Here is this week’s challenge:
1) We all have “elusive ancestors” that we cannot find a name for, or one that absolutely eludes us, but we know some details about their spouse and/or children.
2) Tell us about one of them – how are you related? What do you know about them? Where did they live? etc.
I have to admit it’s tough to choose just one elusive ancestor because there are a handful in both my and my husband’s family tree. Actually, his tree has many more elusive people than mine because they lived on the frontier.
Although I’ve written about Loyalist Robert Carlisle and his wife, Catherine (MNU) many times in the past, I am highlighting Catherine once again as an elusive ancestor.
What is most annoying is that I actually know a lot about her – her widow’s pension filed in Canada gave me her year of birth – c1761 – and I know that she died after 1843, when she last received a pension payment.

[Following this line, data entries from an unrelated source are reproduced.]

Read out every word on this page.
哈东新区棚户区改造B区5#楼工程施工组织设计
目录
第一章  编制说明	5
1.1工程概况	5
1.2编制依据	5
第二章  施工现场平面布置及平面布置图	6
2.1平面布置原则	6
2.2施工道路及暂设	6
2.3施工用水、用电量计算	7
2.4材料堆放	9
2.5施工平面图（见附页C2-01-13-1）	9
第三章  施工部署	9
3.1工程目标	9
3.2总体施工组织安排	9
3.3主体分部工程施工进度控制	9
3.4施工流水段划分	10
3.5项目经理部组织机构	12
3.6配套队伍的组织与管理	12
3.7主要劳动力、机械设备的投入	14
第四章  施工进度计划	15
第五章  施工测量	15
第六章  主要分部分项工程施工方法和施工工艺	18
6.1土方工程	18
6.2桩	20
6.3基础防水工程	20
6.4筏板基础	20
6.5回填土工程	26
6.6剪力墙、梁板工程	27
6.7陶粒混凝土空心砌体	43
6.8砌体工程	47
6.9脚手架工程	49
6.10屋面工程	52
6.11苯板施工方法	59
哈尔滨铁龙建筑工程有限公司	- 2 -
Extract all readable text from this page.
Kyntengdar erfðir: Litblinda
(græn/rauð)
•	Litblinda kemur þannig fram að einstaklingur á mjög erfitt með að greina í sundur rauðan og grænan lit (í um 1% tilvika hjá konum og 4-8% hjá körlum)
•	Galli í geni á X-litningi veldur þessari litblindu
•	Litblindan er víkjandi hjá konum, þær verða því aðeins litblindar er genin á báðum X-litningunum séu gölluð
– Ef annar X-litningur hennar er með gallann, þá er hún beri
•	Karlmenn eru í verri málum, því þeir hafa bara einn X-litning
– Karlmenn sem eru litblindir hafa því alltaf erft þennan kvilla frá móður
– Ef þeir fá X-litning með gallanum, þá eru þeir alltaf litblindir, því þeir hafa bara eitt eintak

Although there is no marriage record, she and Robert married in the summer of 1785, based on land deeds before and after when Robert sold one piece of land with no wife releasing dower and a second piece of land a few months later whereby Catherine did release her rights. That also corresponds with the birth of their first known child c1786.
I also know a lot about all of their children – 8 of them, to be exact.
However, what I don’t know is anything at all about her parents or possible siblings.
I’ve followed witnesses in land deeds, I’ve looked at records in New Brunswick, Canada and Washington County, Maine. I’ve researched the two middle names of their grandchildren that are surnames, to no avail.
I’ve even purchased a couple of books listing all the early residents of Parr Town (today St. John), where Robert and Catherine lived in 1785, and researched all the Catherines, married and unmarried, looking for a possible family for her.
I’ve even visited the Nova Scotia Archives and researched there because, although Robert is classified as a Loyalist, I have no evidence that he ever lived in any of the American colonies. His military service was at Fort Cumberland in Canada.
I figured it was possible that Catherine wasn’t part of the Loyalist contingent in Parr Town, but might have been a local Nova Scotia girl who Robert married.
All of my research has come to naught. I haven’t single clue as to Catherine’s maiden name or possible siblings.
Actually, i don’t have any clues about Robert Carlisle’s family either.
Maybe they both jumped off a martian spaceship!
You’ve been able to narrow the marriage down pretty well. Are any church records available?
None that include them until they settled in Sussex Vale. No maiden name, though, and the children were mostly baptized in one group, so not soon after birth.
What a challenge. It’s tough when there are just not enough records available. I think that is the common theme for our challenging ancestors.